A lawsuit filed last week on behalf of a 13-year-old female New Jersey student alleged that her school knew of an inappropriate relationship she had with a teacher and did not take sufficient action to prevent it, NJ.com reported Thursday.

The lawsuit claimed some teachers, principals and school administrators of the Vineland School District in Cumberland County knew that Rossi Intermediate School teacher Richard F. Super  was sending the female student messages of “a sexual nature” prior to his arrest in June 2016 and two months after the pair began corresponding.

Super, 36, would bring the student breakfast, sit with her at lunch, talk to her via email and give her extra attention in class, according to the lawsuit. During one such communication, the student told Super they were “naked buddies.” Super was charged with endangering the welfare of a child. 

The conversation is transcribed below:

Super: "Just took off my sweatpants and shirt. Lol nah just chilling taking to you. Sweating lol"

Student: "YAY we’re naked buddies!! Watt r u doing having fun?"

Super: "Loads and lods of fun!!"

richard super Richard Super, 36, a former teacher at a New Jersey school was sentenced to two years of probation time for sending inappropriate emails with a student. A lawsuit is being filed against the Vineland school district, claiming it did not take adequate actions to protect the student. Photo: Cumberland County Prosecutor's Office

The student was reportedly suffering from anxiety, depression and post-traumatic stress disorder.

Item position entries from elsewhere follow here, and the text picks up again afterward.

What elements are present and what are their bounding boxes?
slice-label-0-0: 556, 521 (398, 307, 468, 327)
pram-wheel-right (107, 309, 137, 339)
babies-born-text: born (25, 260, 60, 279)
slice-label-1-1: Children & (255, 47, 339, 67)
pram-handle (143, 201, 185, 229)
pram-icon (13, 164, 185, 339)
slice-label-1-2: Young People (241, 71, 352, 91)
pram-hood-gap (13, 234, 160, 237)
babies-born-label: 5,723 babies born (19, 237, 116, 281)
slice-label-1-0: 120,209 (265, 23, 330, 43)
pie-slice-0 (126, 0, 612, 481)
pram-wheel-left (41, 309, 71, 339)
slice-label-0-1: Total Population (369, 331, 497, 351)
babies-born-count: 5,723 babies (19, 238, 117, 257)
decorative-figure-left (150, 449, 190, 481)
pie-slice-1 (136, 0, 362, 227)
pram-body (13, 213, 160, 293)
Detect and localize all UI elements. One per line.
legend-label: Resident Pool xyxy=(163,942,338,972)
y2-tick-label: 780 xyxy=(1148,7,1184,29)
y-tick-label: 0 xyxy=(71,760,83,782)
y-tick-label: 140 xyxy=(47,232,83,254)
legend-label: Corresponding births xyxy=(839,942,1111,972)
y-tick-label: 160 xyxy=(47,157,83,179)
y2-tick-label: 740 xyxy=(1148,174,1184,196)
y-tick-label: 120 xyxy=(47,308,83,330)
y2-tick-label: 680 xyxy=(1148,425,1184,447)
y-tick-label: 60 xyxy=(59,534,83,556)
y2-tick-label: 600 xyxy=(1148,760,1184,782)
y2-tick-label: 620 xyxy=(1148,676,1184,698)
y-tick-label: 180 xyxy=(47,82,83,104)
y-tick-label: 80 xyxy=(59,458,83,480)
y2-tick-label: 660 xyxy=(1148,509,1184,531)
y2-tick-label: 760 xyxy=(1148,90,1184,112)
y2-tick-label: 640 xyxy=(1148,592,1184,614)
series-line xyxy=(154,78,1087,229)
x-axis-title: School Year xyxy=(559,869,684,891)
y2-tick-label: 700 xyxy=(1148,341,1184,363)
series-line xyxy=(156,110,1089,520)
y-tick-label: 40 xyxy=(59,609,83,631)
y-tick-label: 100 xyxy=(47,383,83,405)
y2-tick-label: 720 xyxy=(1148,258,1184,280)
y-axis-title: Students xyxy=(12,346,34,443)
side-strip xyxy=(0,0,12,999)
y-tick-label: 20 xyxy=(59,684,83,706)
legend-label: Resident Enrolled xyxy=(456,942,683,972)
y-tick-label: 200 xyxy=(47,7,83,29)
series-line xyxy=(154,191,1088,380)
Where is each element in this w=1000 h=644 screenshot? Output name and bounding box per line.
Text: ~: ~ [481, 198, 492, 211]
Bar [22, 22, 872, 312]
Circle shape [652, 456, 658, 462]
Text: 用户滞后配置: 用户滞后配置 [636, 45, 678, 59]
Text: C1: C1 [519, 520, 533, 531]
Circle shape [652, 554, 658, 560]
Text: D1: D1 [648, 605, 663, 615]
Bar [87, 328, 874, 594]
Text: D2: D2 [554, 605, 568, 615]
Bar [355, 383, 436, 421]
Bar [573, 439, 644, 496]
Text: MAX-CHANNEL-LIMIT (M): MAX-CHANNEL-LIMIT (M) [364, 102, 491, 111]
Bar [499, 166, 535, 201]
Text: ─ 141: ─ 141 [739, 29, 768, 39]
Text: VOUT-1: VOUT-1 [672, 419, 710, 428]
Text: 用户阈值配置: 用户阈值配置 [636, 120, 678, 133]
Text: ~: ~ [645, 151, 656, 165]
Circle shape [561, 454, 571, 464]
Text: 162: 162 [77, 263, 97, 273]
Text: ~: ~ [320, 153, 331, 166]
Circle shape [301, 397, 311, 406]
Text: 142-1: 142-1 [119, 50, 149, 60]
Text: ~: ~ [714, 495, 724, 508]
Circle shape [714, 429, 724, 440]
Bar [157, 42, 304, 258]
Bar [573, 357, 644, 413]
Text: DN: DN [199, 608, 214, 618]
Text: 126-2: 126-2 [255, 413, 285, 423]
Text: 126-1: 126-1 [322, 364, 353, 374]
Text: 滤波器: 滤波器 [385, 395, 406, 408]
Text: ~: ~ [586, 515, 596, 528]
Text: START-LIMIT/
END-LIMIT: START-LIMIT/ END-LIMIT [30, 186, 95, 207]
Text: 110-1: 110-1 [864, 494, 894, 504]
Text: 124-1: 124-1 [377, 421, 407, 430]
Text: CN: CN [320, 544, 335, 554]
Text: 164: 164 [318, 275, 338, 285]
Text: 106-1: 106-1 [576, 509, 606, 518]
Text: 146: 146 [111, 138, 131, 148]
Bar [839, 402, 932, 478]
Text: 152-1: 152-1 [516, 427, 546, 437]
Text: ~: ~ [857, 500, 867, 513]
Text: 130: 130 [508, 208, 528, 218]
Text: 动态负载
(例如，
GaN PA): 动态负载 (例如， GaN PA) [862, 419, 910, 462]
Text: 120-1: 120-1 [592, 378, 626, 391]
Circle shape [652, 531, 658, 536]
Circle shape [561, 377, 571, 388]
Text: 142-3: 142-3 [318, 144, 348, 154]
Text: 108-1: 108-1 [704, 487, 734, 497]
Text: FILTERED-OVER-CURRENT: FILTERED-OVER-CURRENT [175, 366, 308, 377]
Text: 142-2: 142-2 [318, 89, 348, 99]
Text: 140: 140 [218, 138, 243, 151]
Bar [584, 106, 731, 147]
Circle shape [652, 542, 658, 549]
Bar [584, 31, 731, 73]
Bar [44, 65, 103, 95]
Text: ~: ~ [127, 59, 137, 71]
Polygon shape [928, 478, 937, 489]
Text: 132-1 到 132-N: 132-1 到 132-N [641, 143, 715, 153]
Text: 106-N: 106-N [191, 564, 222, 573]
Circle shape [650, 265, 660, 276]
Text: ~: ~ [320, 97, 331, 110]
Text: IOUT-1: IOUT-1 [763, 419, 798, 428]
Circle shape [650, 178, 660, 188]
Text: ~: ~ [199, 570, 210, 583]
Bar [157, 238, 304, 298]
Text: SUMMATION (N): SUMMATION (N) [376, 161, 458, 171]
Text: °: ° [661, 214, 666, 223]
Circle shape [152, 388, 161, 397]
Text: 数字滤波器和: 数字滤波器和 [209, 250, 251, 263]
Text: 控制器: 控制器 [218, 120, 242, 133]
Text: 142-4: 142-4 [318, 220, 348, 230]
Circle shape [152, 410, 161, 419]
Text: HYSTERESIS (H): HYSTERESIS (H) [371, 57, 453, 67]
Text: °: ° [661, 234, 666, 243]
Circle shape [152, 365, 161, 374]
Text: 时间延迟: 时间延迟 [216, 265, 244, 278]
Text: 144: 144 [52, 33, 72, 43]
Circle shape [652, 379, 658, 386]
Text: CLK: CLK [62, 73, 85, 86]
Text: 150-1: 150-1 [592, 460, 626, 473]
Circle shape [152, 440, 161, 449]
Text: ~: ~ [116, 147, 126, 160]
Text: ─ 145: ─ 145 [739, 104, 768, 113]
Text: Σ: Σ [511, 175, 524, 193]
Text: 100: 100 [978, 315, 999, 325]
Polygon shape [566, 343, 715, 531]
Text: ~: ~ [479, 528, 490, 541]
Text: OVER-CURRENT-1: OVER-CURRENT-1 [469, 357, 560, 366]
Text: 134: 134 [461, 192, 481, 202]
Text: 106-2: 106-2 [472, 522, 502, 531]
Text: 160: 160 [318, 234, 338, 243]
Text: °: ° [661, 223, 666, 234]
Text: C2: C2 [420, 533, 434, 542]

“While the ex-teacher has been prosecuted, the full measure of justice requires that those who failed to protect this young, vulnerable victim— who is emotionally scarred for life— be held accountable,” said Paul R. D’Amato, the student's legal representative. “We hope to ensure that what happened to our client never happens again.”

The Cumberland County Prosecutor’s Office discovered around 4,600 emails between Super and the student. The messages were sent and received via a school-issued email account, an aspect of the situation discussed in the lawsuit, which claimed that the district could have protected the student by using email monitoring software to pick up the inappropriate language. 

Super was placed on paid leave until September 2016, when he resigned from his job. He pleaded guilty to fourth-degree cruelty and neglect to children in May 2017. Super would later receive a two-year probation sentence and had his teaching license revoked. The lawsuit stated various students and teachers knew of Super’s actions toward the student and notified upper administration, who allegedly did not investigate the claims. One month prior to Super’s arrest, the school’s principal, Tammy Monahan, met with Super and told him his behavior with the student “did not seem appropriate,” according to the lawsuit.

Joseph Rossi, Vineland School District executive director of personnel, said the district has knowledge of the lawsuit. The district has reportedly cooperated, handed over documents and readied themselves with legal counsel. The student also requested compensatory damages, punitive damages and payment of her medical bills.